Although the exact structure of the Tesla Autopilot is a well-kept secret, it is known that Tesla uses Deep Neural Networks in a so-called HydraNet architecture as the basis for the Autopilot. The smallest networks from the HydraNet family have around 1.2 million parameters and therefore require around 1 MB of hard disk space and a good 52 million (floating point) addition operations for a prediction. They offer an accuracy of only 65% on the popular ImageNet data set. The largest network in the HydraNet family, on the other hand, has around 14 million parameters, which leads to a memory requirement of around 10 MB and demands around 500 million (floating point) addition operations for a single prediction. In return, the prediction accuracy of this model improves to around 75% for object recognition. However, this improvement of around 10 percentage points comes at a high price: The largest model is almost 11 times larger than its smallest brother, which means that we need around 67,200 picojoules more energy per classification.

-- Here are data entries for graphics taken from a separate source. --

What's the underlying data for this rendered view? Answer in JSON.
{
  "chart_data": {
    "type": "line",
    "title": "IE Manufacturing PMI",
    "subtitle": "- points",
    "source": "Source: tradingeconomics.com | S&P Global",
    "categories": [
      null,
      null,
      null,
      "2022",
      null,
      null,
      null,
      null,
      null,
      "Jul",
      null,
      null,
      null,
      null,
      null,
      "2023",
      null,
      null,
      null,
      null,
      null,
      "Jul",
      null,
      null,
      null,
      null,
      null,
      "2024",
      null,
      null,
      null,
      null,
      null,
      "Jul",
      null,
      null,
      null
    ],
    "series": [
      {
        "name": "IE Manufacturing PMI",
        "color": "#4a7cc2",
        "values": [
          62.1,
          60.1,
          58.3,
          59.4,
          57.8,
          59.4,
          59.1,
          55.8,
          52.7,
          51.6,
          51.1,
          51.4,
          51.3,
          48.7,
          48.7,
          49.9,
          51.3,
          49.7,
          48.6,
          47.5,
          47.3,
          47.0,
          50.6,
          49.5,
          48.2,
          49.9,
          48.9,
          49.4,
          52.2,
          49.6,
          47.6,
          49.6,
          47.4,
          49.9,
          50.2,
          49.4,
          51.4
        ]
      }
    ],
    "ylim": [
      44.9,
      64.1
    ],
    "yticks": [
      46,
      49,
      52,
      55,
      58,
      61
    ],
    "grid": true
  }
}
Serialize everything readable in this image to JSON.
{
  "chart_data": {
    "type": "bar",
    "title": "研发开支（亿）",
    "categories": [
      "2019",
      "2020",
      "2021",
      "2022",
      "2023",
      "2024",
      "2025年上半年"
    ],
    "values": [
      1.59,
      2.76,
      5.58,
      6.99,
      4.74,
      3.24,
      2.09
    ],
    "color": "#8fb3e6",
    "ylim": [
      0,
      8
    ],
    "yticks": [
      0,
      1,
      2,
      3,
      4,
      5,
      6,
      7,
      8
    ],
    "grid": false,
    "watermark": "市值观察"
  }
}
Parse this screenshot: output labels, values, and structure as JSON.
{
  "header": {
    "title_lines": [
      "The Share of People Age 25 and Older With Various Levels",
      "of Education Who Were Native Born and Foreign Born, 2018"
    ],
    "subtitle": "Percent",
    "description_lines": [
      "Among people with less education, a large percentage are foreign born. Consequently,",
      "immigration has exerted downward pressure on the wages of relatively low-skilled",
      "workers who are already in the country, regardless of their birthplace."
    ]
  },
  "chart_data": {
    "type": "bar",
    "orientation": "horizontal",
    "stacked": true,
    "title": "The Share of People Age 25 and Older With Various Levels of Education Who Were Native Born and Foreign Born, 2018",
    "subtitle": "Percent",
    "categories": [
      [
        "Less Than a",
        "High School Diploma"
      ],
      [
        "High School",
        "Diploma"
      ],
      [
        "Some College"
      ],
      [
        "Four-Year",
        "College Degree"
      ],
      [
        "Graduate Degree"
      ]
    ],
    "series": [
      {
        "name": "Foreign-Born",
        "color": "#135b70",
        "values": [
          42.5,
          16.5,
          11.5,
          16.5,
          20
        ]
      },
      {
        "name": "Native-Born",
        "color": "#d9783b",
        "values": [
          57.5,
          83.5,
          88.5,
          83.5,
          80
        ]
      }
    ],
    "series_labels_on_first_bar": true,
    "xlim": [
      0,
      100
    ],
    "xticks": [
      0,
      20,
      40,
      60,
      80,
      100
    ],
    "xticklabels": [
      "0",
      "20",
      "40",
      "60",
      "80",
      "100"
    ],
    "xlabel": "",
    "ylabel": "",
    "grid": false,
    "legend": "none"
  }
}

Operation | Energy [picojoules] | Relative Energy Costs |
8 bit integer ADD | 0.03 | 0.3 |
32 bit integer ADD | 0.1 | 1 |
8 bit integer MULT | 0.2 | 2 |
16 bit float ADD | 0.4 | 4 |
32 bit float ADD | 0.9 | 9 |
16 bit float MULT | 1.1 | 11 |
32 bit integer MULT | 3.1 | 31 |
32 bit float MULT | 3.7 | 37 |
Cache access | 5-50 | 50-500 |
DRAM access | 320-640 | 3200-6400 |
Open research questions on adapting the ML development cycle
The central goal of Resource-aware Machine Learning is therefore to reduce the memory requirements and the number of floating-point operations. To this end, it is possible, for example, to round floating-point numbers to integers, simulate floating-point operations with integers or use models that do not require floating-point numbers at all. The following further research questions arise in relation to the development cycle described in Figure 1:
- Training the model: Can we train a model that has fewer parameters but the same prediction accuracy as the reference model? Can we train a model that does not require floating point operations?
- Readjusting the model: Can we remove parameters from the model without sacrificing prediction quality? Can we adjust the model so that it requires fewer floating-point operations without changing the accuracy?
- Applying the model: For the specific application of the model, what is the optimal implementation for the given hardware? Can we use hardware features such as tensor processing units for a more efficient application?
Resource-aware Machine Learning as a key technology for the future
Sustainability will be one of the key challenges in the coming decade. As ML models become more and more widespread in our everyday lives, ML itself is also affected. At first glance, the frequent training of ML models consumes the most energy, but due to the vertical delivery of models to a large number of users, the energy required for model application often exceeds the energy consumption of training many times over. For this reason, the application of models in particular must be optimized. An optimized model application also means that models can usually be executed faster, which leads to overall time savings. Since models are applied over and over again during training and during the exploratory phase of training, improved model application ultimately also has a positive effect on the training of new models. Resource-aware Machine Learning therefore helps both training and model application. Overall, Resource-aware Machine Learning is a key technology for the future that can help reduce the energy consumption of ML models while improving the efficiency of the training process.